Awards Daily: Any final thoughts?
Denise Chan: The only thing I would say is, going back to the music that Matt was touching on for my portion. It was even more interesting to rescore because when you cut a montage a lot of it is based on music and timing and pacing. So every time you change the pace and the rhythm of each piece of music you are changing everything. I quickly realized I have to use music as a clock to set the rhythm, and not be attached to what goes on, because really the ideal situation would be that I had a piece of music that’s twenty minutes long with all the correct emotions going on to cut to, but I do not. So we have to find these very different pieces of music that have the same emotional beats that we need to transition to go from happy, to sad, to anger and then to frustration, and make it all sound like one. Because Shonda has to hear it as one and not as individual pieces of music.

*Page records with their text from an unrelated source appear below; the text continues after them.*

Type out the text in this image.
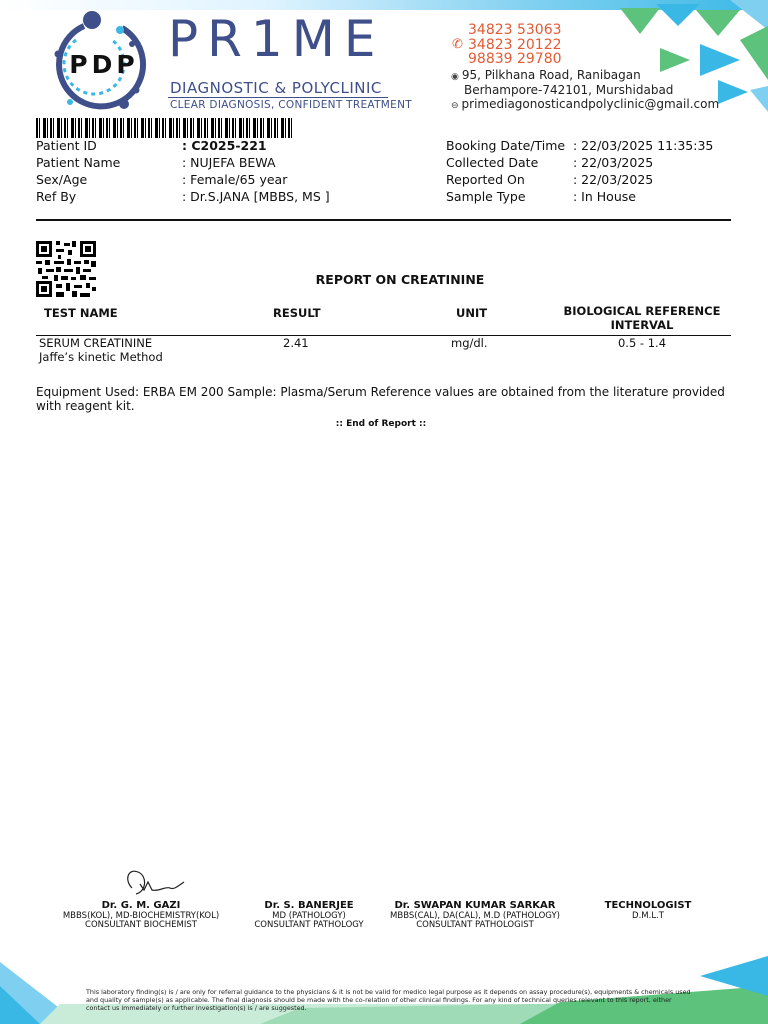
PDP PR1ME
DIAGNOSTIC & POLYCLINIC
CLEAR DIAGNOSIS, CONFIDENT TREATMENT
✆
34823 53063
34823 20122
98839 29780
◉ 95, Pilkhana Road, Ranibagan
Berhampore-742101, Murshidabad
⊖ primediagonosticandpolyclinic@gmail.com
Patient ID	: C2025-221
Patient Name	: NUJEFA BEWA
Sex/Age	: Female/65 year
Ref By	: Dr.S.JANA [MBBS, MS ]
Booking Date/Time : 22/03/2025 11:35:35
Collected Date	: 22/03/2025
Reported On	: 22/03/2025
Sample Type	: In House
REPORT ON CREATININE
TEST NAME	RESULT	UNIT	BIOLOGICAL REFERENCE
INTERVAL
SERUM CREATININE
Jaffe’s kinetic Method
2.41	mg/dl.	0.5 - 1.4
Equipment Used: ERBA EM 200 Sample: Plasma/Serum Reference values are obtained from the literature provided with reagent kit.
:: End of Report ::
Dr. G. M. GAZI
MBBS(KOL), MD-BIOCHEMISTRY(KOL)
CONSULTANT BIOCHEMIST
Dr. S. BANERJEE
MD (PATHOLOGY)
CONSULTANT PATHOLOGY
Dr. SWAPAN KUMAR SARKAR
MBBS(CAL), DA(CAL), M.D (PATHOLOGY)
CONSULTANT PATHOLOGIST
TECHNOLOGIST
D.M.L.T
This laboratory finding(s) is / are only for referral guidance to the physicians & it is not be valid for medico legal purpose as it depends on assay procedure(s), equipments & chemicals used and quality of sample(s) as applicable. The final diagnosis should be made with the co-relation of other clinical findings. For any kind of technical queries relevant to this report, either contact us immediately or further investigation(s) is / are suggested.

So that wasn’t easy but I think Sean did a really good job helping us go through all of it. The three of us–Matt, Sean, and me–were constantly changing out music on that part and hoping it all works. Then Kris Bowers just came in and nailed all of the beats that we had used.
Matt Pevic: This is one of my favorite projects I ever worked on. I feel lucky to have been a part of it from start to finish. It was challenging, I learned a ton from all of our fellow crew members. It’s a lasting legacy that I am so happy to be a part of.